The drawdown or spending phase of superannuation is ripe for greater attention.
Retirees are accused of being too conservative with their spending, leading to calls for changes to superannuation drawdown rules.
According to Nick Callil, head of retirement solutions at insurance firm Willis Towers Watson, the Age Pension and related benefits need to be more closely integrated with compulsory and voluntary superannuation to deliver a better retirement income system.
“Often, there is an assumption (generally unspoken) that assets individuals have accumulated for retirement are not to be drawn down during the retirement years,” he said in his Superannuation is for Spending report.
The report suggests that superannuation funds are hindered from offering more tailored drawdown guidance due to concerns about regulatory constraints on providing advice and limited information available about retiree members.
“Living off the interest income from term deposits or the dividend income emanating from a share portfolio sounds attractive, but for most retirees (who have little in the way of income-producing assets outside superannuation) this sort of strategy is unlikely to produce an income they might regard as adequate,” Mr Callil said.

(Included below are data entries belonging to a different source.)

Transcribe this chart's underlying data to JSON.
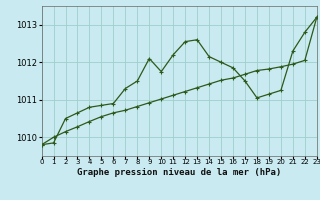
{
  "title": "Graphe pression niveau de la mer (hPa)",
  "bg_color": "#c8eaf0",
  "grid_color": "#9dcfcc",
  "line_color": "#2d5a1b",
  "yticks": [
    1010,
    1011,
    1012,
    1013
  ],
  "ylim": [
    1009.5,
    1013.5
  ],
  "xlim": [
    0,
    23
  ],
  "series1_x": [
    0,
    1,
    2,
    3,
    4,
    5,
    6,
    7,
    8,
    9,
    10,
    11,
    12,
    13,
    14,
    15,
    16,
    17,
    18,
    19,
    20,
    21,
    22,
    23
  ],
  "series1_y": [
    1009.8,
    1009.85,
    1010.5,
    1010.65,
    1010.8,
    1010.85,
    1010.9,
    1011.3,
    1011.5,
    1012.1,
    1011.75,
    1012.2,
    1012.55,
    1012.6,
    1012.15,
    1012.0,
    1011.85,
    1011.5,
    1011.05,
    1011.15,
    1011.25,
    1012.3,
    1012.8,
    1013.2
  ],
  "series2_x": [
    0,
    1,
    2,
    3,
    4,
    5,
    6,
    7,
    8,
    9,
    10,
    11,
    12,
    13,
    14,
    15,
    16,
    17,
    18,
    19,
    20,
    21,
    22,
    23
  ],
  "series2_y": [
    1009.8,
    1010.0,
    1010.15,
    1010.28,
    1010.42,
    1010.55,
    1010.65,
    1010.72,
    1010.82,
    1010.92,
    1011.02,
    1011.12,
    1011.22,
    1011.32,
    1011.42,
    1011.52,
    1011.58,
    1011.68,
    1011.78,
    1011.82,
    1011.88,
    1011.95,
    1012.05,
    1013.2
  ]
}
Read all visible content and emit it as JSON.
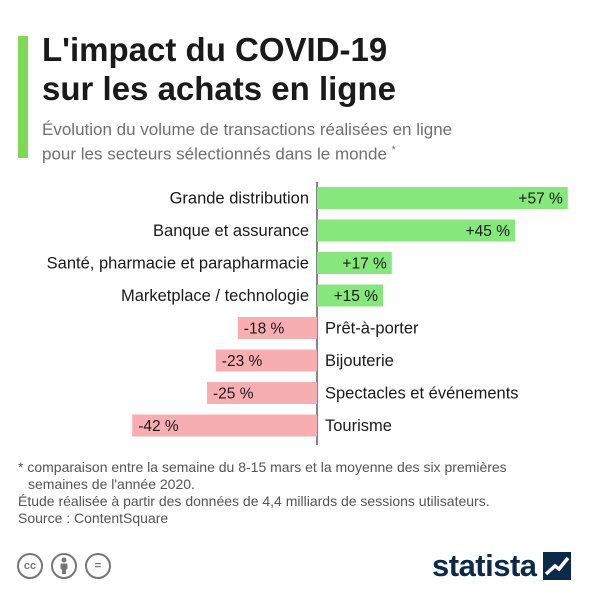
{
  "header": {
    "title_line1": "L'impact du COVID-19",
    "title_line2": "sur les achats en ligne",
    "subtitle_line1": "Évolution du volume de transactions réalisées en ligne",
    "subtitle_line2": "pour les secteurs sélectionnés dans le monde",
    "subtitle_mark": "*"
  },
  "colors": {
    "accent": "#7ed957",
    "positive": "#86e77d",
    "negative": "#f7aeb2",
    "axis": "#333333",
    "brand": "#0b2a4a"
  },
  "chart_data": {
    "type": "bar",
    "orientation": "horizontal",
    "categories": [
      "Grande distribution",
      "Banque et assurance",
      "Santé, pharmacie et parapharmacie",
      "Marketplace / technologie",
      "Prêt-à-porter",
      "Bijouterie",
      "Spectacles et événements",
      "Tourisme"
    ],
    "values": [
      57,
      45,
      17,
      15,
      -18,
      -23,
      -25,
      -42
    ],
    "value_labels": [
      "+57 %",
      "+45 %",
      "+17 %",
      "+15 %",
      "-18 %",
      "-23 %",
      "-25 %",
      "-42 %"
    ],
    "unit": "%",
    "xlim": [
      -42,
      57
    ]
  },
  "notes": {
    "line1": "* comparaison entre la semaine du 8-15 mars et la moyenne des six premières",
    "line2": "semaines de l'année 2020.",
    "line3": "Étude réalisée à partir des données de 4,4 milliards de sessions utilisateurs.",
    "line4": "Source : ContentSquare"
  },
  "license_icons": [
    {
      "icon": "creative-commons-icon",
      "text": "cc"
    },
    {
      "icon": "attribution-icon",
      "text": ""
    },
    {
      "icon": "no-derivatives-icon",
      "text": "="
    }
  ],
  "brand": {
    "name": "statista"
  }
}
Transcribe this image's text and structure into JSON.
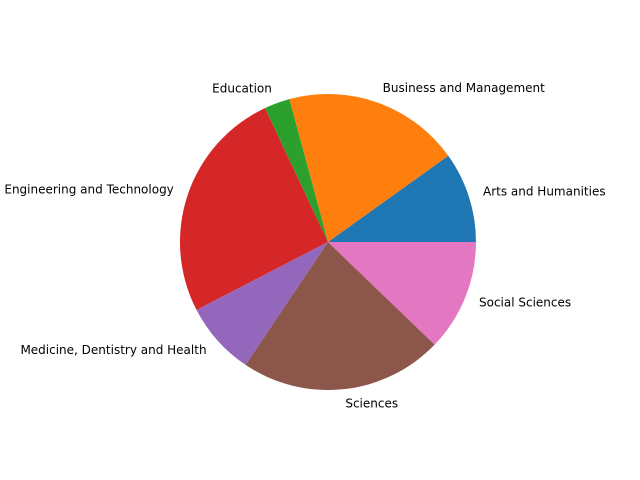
{
  "chart_data": {
    "type": "pie",
    "title": "",
    "start_angle_deg": 0,
    "direction": "counterclockwise",
    "slices": [
      {
        "label": "Arts and Humanities",
        "value": 9.9,
        "color": "#1f77b4"
      },
      {
        "label": "Business and Management",
        "value": 19.3,
        "color": "#ff7f0e"
      },
      {
        "label": "Education",
        "value": 2.8,
        "color": "#2ca02c"
      },
      {
        "label": "Engineering and Technology",
        "value": 25.6,
        "color": "#d62728"
      },
      {
        "label": "Medicine, Dentistry and Health",
        "value": 8.0,
        "color": "#9467bd"
      },
      {
        "label": "Sciences",
        "value": 22.2,
        "color": "#8c564b"
      },
      {
        "label": "Social Sciences",
        "value": 12.2,
        "color": "#e377c2"
      }
    ]
  }
}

One of Mr Callil’s suggestions is for superannuation funds to provide estimates of projected retirement income during the accumulation phase (particularly as members approach retirement) to promote the primary aim of superannuation as spending in retirement.
Some superannuation funds do provide these estimates, but Mr Callil believes they should be mandatory.
He also suggests that super funds should review their default drawdown offerings to ensure they are not too conservative and do not promote inappropriately low spending by retirees. They should also improve and promote their longevity protection products to ensure retirees are sufficiently comfortable that they will not run out of money.
Do you only spend the money earned by your superannuation fund or do you draw down from the balance? How do you manage your retirement income? Do you think you are too conservative with your spending?